Mozilla.svg

Recueil des lettres missives de Henri IV/1579/12 février ― À monsieur Forget

La bibliothèque libre.
Aller à la navigation Aller à la recherche



1579. — 12 février.

Orig. – Communiqué, au nom de la famille Forget de Fresne, par M. le chevalier Artaud de Montor, membre de l’Institut.


À MONSR FORGET,

CONSEILLER ET SECRETAIRE DES FINANCES DU ROY MON SEIGNEUR.

Monsr Forget, J’escris au Roy mon seigneur, et à monsr le garde des sceaux que, estant advenu, il y a quatre ou cinq ans, que les srs de Sarazet, capitaine Liger, Fez, du Mont-de-Marsan, et aultres, par l’intelligence du feu baron d’Aros[1], prirent quelques quantités de safrans, que aucuns marchans estrangers faisoient conduire et passer par mon païs de Bigorre, j’ay depuis advoué la dicte prise comme faicte par mon commandement. De quoy les lettres d’adveu que j’ay faict expédier, il y a environ deux ans, peuvent faire foy suivant la permission qu’il a pleu au Roy mon seigneur me faire par ses edicts derniers de pacification, afin d’assoupir beaucoup de telles et semblables recherches, poursuictes et procés, qui ne pouvoient sinon alterer le repos de ses sujetz, entretenir entr’eux les divisions et querelles que Sa Majesté a, selon sa prudence accoustumée, trouvé bon d’assoupir et ensepvelir par une oubliance reciproque et generale. Et neantmoins, au prejudice de ses edictz de pacification et de mon dict adveu, aulcuns ont trouvé moyen de faire ordonner au conseil privé du Roy mon dict seigneur, que le dict Fez, mon subject au Mont-de-Marsan, et allié de mes principaux serviteurs, seroit mené prisonnier au Grand-Conseil avec deffense à ceux de la chambre establie à Agen, où il a desja eu six arrets, qui sont ses juges, suivant le dernier edict de pacification, d’en prendre congnoissance : qui est ouvertement renverser iceluy edict contre la volonté de Sadicte Majesté, laquelle n’a entendu attribuer jurisdiction au dict Grand-Conseil et l’oster aux chambres par elle establies pour ceulx de la Religion. Et parce que je desire gratifier ceux à qui ce faict touche et leur estre aidant en tout ce que je pourray, et entre aultres le sieur de Revignan[2], dont le dit Fez, du Mont de Marsan, est beau-frère, je vous prie vous employer en ce faict comme en mes propres affaires. Ce que m’asseurant que vous ferez, je ne vous en diray davantage, si ce n’est pour prier Dieu vous tenir, Monsr Forget, en sa saincte et digne garde.

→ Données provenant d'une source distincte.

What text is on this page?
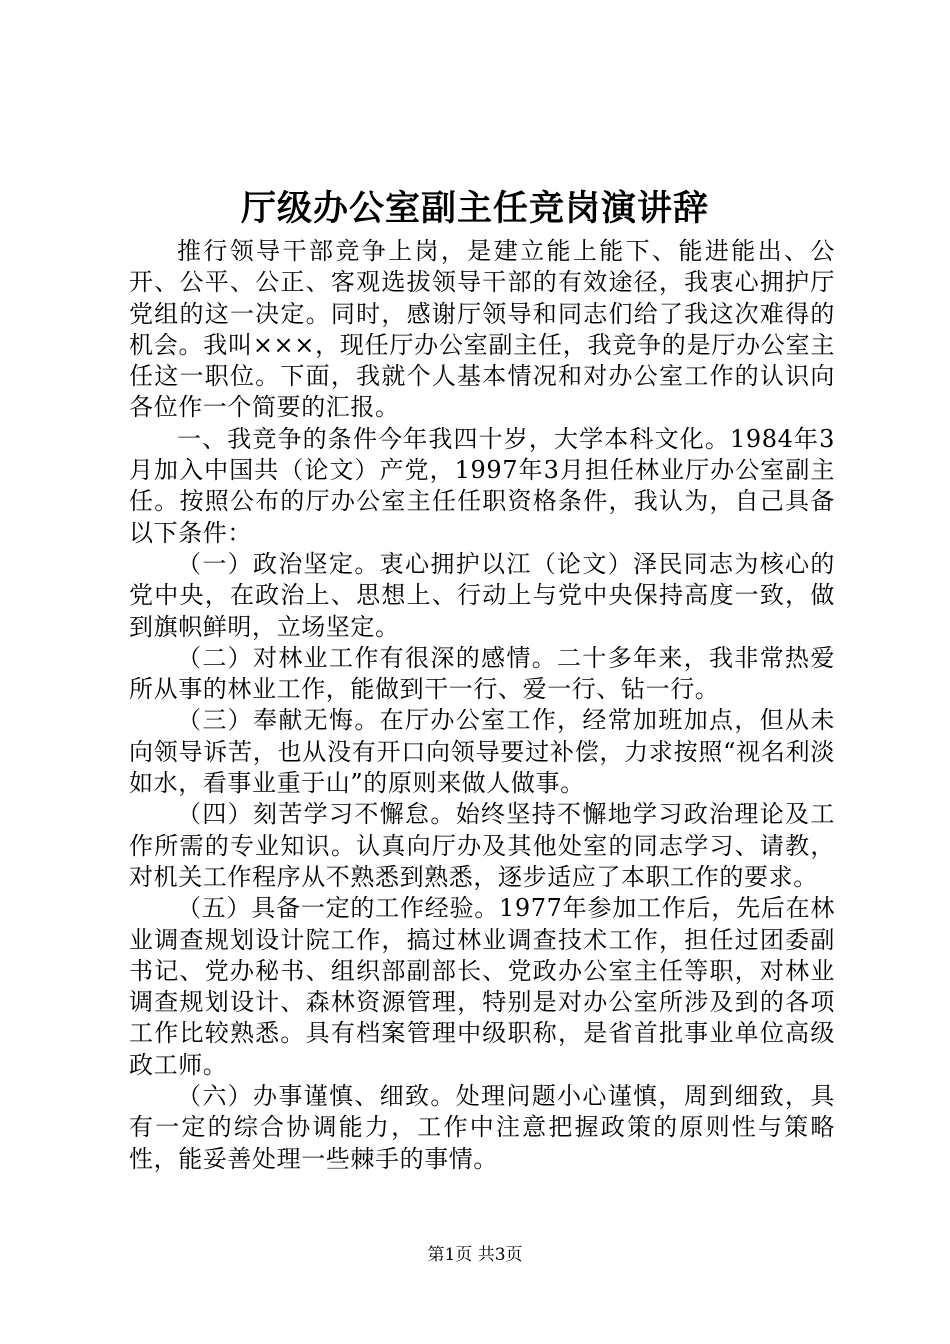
厅级办公室副主任竞岗演讲辞

推行领导干部竞争上岗，是建立能上能下、能进能出、公开、公平、公正、客观选拔领导干部的有效途径，我衷心拥护厅党组的这一决定。同时，感谢厅领导和同志们给了我这次难得的机会。我叫×××，现任厅办公室副主任，我竞争的是厅办公室主任这一职位。下面，我就个人基本情况和对办公室工作的认识向各位作一个简要的汇报。

一、我竞争的条件今年我四十岁，大学本科文化。1984年3月加入中国共（论文）产党，1997年3月担任林业厅办公室副主任。按照公布的厅办公室主任任职资格条件，我认为，自己具备以下条件：

（一）政治坚定。衷心拥护以江（论文）泽民同志为核心的党中央，在政治上、思想上、行动上与党中央保持高度一致，做到旗帜鲜明，立场坚定。

（二）对林业工作有很深的感情。二十多年来，我非常热爱所从事的林业工作，能做到干一行、爱一行、钻一行。

（三）奉献无悔。在厅办公室工作，经常加班加点，但从未向领导诉苦，也从没有开口向领导要过补偿，力求按照“视名利淡如水，看事业重于山”的原则来做人做事。

（四）刻苦学习不懈怠。始终坚持不懈地学习政治理论及工作所需的专业知识。认真向厅办及其他处室的同志学习、请教，对机关工作程序从不熟悉到熟悉，逐步适应了本职工作的要求。

（五）具备一定的工作经验。1977年参加工作后，先后在林业调查规划设计院工作，搞过林业调查技术工作，担任过团委副书记、党办秘书、组织部副部长、党政办公室主任等职，对林业调查规划设计、森林资源管理，特别是对办公室所涉及到的各项工作比较熟悉。具有档案管理中级职称，是省首批事业单位高级政工师。

（六）办事谨慎、细致。处理问题小心谨慎，周到细致，具有一定的综合协调能力，工作中注意把握政策的原则性与策略性，能妥善处理一些棘手的事情。

第1页 共3页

De Nerac, ce xije jour de febvrier 1579.

Vostre meilleur maistre et amy,
HENRY.


  1. Bernard, baron d’Arros, d’une famille de Béarn célèbre pour sa fidélité et son dévouement à ses princes, nommé par Jeanne d’Albret, en 1569, vice-roi de Navarre et gouverneur de Béarn, charge qu’il avait quittée alors. Dès 1575 « il demande lui-même un successeur : le roi nomma, pour le remplacer, Henri d’Albret, baron de Miossens ; mais d’Arros conserva toujours la première place dans le conseil privé, dans l’estime publique et dans la faveur du roi. » (Essais historiques sur le Béarn, par M. Faget de Baure, livre V, chap. III.) La baronnie d’Arros passa, après la mort de Bernard, dans la maison de Gontaut, par le mariage d’Élisabeth, sa fille unique, avec Pierre de Gontaut.
  2. M. de Ravignan était premier président du conseil du roi de Navarre à Pau.